Fred Olen Ray serves as director of Sniper: Special Ops, which should not be considered as any kind of relative to the 1993 Tom Berenger vehicle or any of its subsequent sequels. It is a military procedural picture, with plenty of inside baseball to wade through. Characters speak almost entirely in jargon, which is apparently supposed to make things feel more authentic.
Seagal stars as Sergeant Jake Chandler, one of the best snipers in the entire goddamn galaxy. He’s entrenched in Afghanistan with Rich (Daniel Booko) and he’s providing support to a team on the ground led by Sergeant Vic Mosby (Tim Abell) when all hell breaks loose. Mosby is able to escape the firefight along with most of his unit, but Jake and Rich have been pinned down and are stuck.
Mosby returns to base with Vasquez (Rob Van Dam) and the others, where he tries to tell his superior officer (Dale Dye) that they have to turn back. The lack of resources on the base makes it a no-go, but Mosby and Vasquez get put on a recovery mission for a truck that presents unique opportunities.
There is a further complication in the arrival of Janet (Charlene Amoia), who is the movie’s token female. She’s an embedded reporter with, wait for it, NATO and she’s the niece of an Admiral. She’s Ivy League-educated, which puts her in stark contrast to Mosby’s high school edumacation. It’s also revealed that she’s also an “expert marksman” and a “professional magician.” One of those is true.
Sniper: Special Ops spends most of its time with characters discussing a plan, explaining the implementation of the plan and attempting to execute the plan. There’s a lot of distrust, like when the congressman (John Henry Richardson) is rescued and the audience is told he’s a proponent for slashing military spending. Ruh roh.

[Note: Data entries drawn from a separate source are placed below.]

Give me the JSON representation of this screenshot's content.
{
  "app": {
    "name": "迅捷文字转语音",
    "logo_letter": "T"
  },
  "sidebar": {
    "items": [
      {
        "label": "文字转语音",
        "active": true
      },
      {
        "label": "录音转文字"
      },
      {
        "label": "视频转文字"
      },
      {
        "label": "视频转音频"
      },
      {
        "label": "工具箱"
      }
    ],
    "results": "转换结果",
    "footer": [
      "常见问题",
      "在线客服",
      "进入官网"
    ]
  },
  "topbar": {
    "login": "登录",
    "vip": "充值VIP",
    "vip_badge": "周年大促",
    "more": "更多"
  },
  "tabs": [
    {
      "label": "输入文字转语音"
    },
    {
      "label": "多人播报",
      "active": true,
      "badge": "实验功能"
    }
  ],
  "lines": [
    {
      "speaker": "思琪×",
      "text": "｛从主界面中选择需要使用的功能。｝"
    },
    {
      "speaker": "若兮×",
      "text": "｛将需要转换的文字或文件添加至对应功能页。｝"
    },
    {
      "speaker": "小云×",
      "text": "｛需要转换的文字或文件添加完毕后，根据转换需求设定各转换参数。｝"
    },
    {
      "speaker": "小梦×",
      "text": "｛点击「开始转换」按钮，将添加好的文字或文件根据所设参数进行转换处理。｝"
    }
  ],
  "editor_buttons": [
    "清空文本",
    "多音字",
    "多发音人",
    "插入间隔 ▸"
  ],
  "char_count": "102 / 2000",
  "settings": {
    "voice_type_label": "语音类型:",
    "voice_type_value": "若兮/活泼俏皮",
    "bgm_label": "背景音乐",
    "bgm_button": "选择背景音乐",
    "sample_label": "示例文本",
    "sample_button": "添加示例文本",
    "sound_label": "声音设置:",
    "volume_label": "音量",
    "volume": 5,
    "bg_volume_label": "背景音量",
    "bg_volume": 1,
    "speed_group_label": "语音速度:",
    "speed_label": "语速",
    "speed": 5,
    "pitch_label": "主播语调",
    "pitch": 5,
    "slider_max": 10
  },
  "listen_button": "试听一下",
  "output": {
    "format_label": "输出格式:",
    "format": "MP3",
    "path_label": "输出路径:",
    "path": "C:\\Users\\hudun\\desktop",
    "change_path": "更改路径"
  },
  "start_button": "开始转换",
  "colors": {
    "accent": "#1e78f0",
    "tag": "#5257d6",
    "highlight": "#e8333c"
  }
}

Sometimes, Abell seems to be on to some sort of conspiracy. He wistfully looks off somewhere, explains that something doesn’t smell right, repeats. His suspicions seldom matter, as there really is no extension of the congressman plotline apart from shaping it into a political point. Similar red meat is exhumed throughout the pic, like when the bad guy reveals he took four years of “liberal arts.”
The professional wrestler Rob Van Dam sports the ponytail in this one and his character is sort of Mosby’s right hand. He spurts out all the typical “look over there” lines and doesn’t have much personality to speak of, except when he does half of his signature wrestling taunt at the end as Janet takes his picture.

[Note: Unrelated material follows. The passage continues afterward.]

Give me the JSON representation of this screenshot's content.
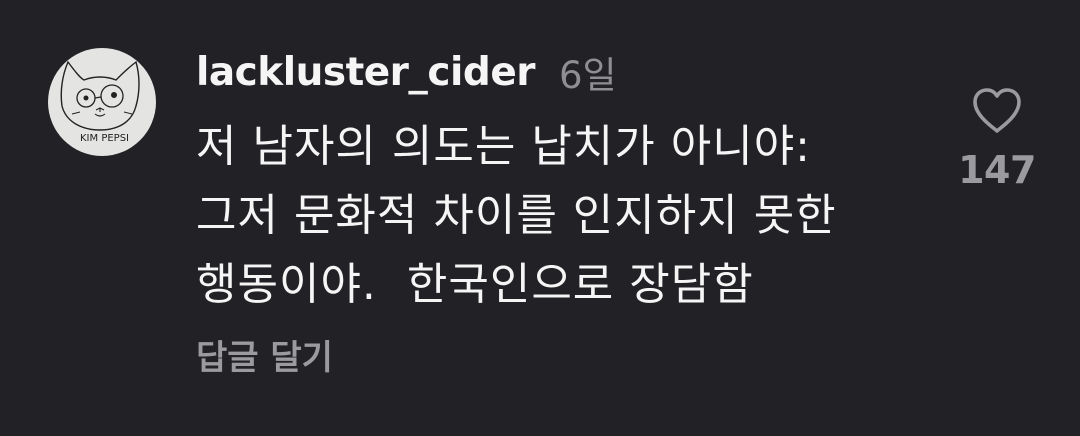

Speaking of Janet, she’s a dumbass. She wields the camera like some sort of exasperating weapon, using it to photograph everything and anything of inconsequence. Despite the constant reiteration of her field pedigree, she behaves like she’s never even seen a gun before until she actually starts saving the day. At one point, she moseys into the middle of a firefight to snap a photo of who knows what.
The battle sequences, lensed by Ray favourite Stuart Brereton, don’t matter much. There are cuts of characters shooting in all directions followed by frames of other characters shooting in all directions. Sometimes someone actually gets hit and sometimes something actually blows up, but only in that cute CGI way where the fire looks like crap and the scene cuts away without warning.

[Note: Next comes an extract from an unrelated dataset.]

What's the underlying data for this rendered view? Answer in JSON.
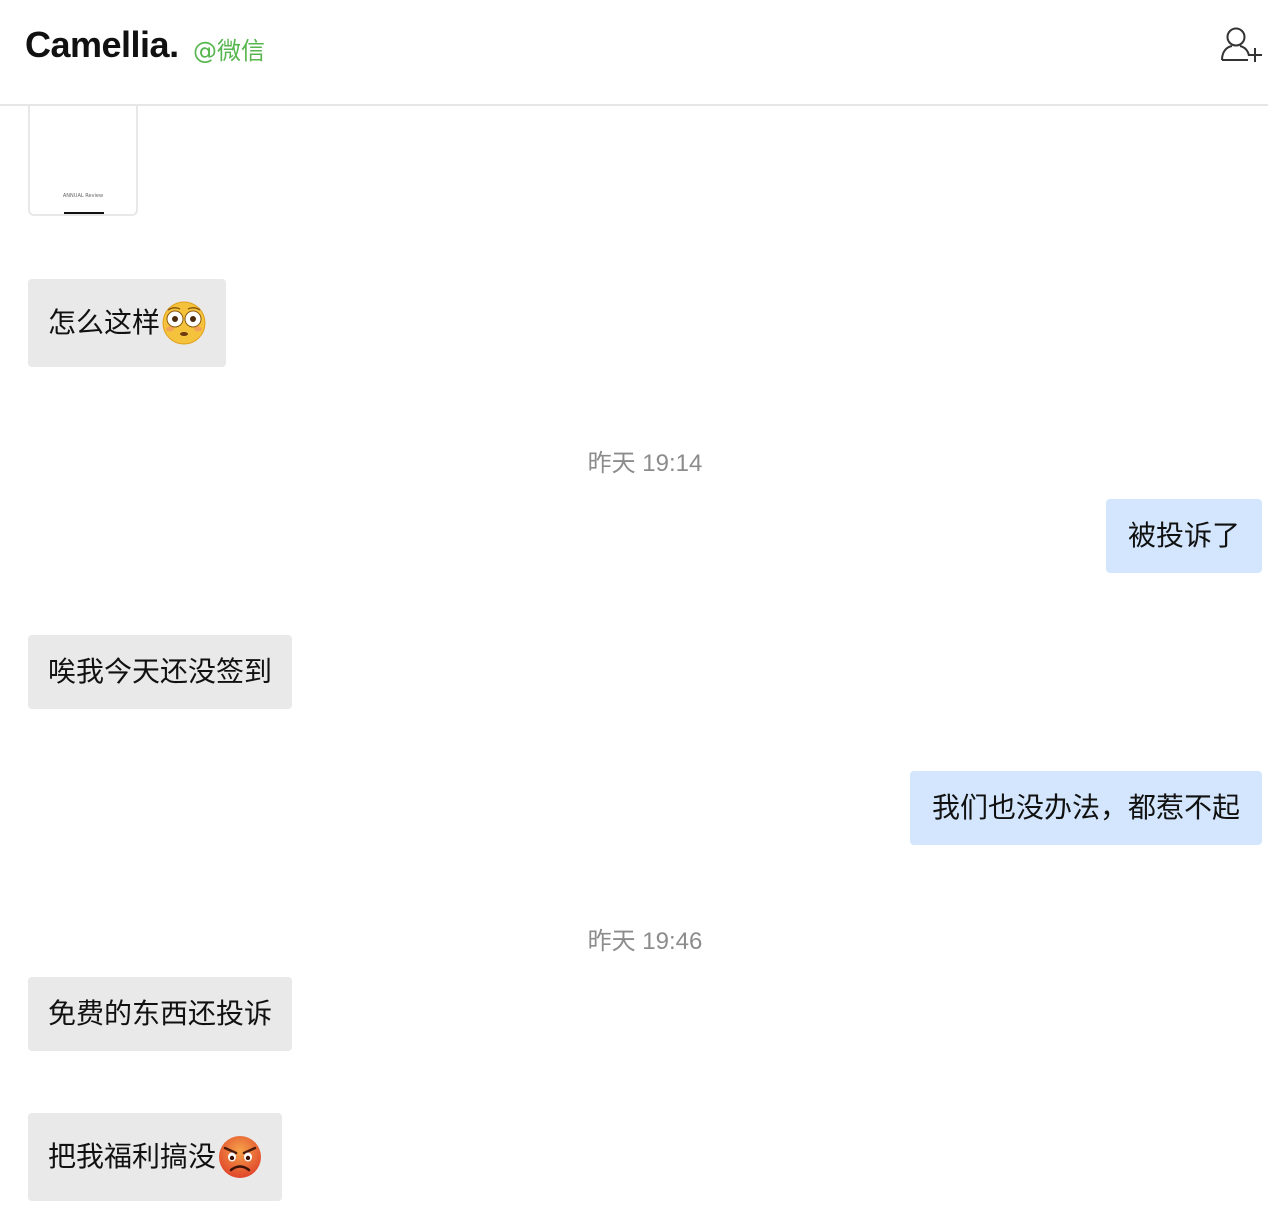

For those wondering, Steven Seagal is indeed in this movie. He spends the majority of his time sitting in a chair sporting the goatee he debuted in 2013’s Force of Execution. At one point, he makes a brief trip to use a radio (this in and of itself makes no sense given the circumstances). He also shoots in random directions using what’s apparently a custom gun. And that’s it. Literally.
Those seeking out some hot Seagal action will be hard-pressed to find it in Sniper: Special Ops. This is Abell’s show and he leads the charge with plenty of brusque exposition and terse soldier talk. Like many movies of its breed, this is the stuff of blood-lusty fantasy. War is tough, war is for men and, best of all, war is essential.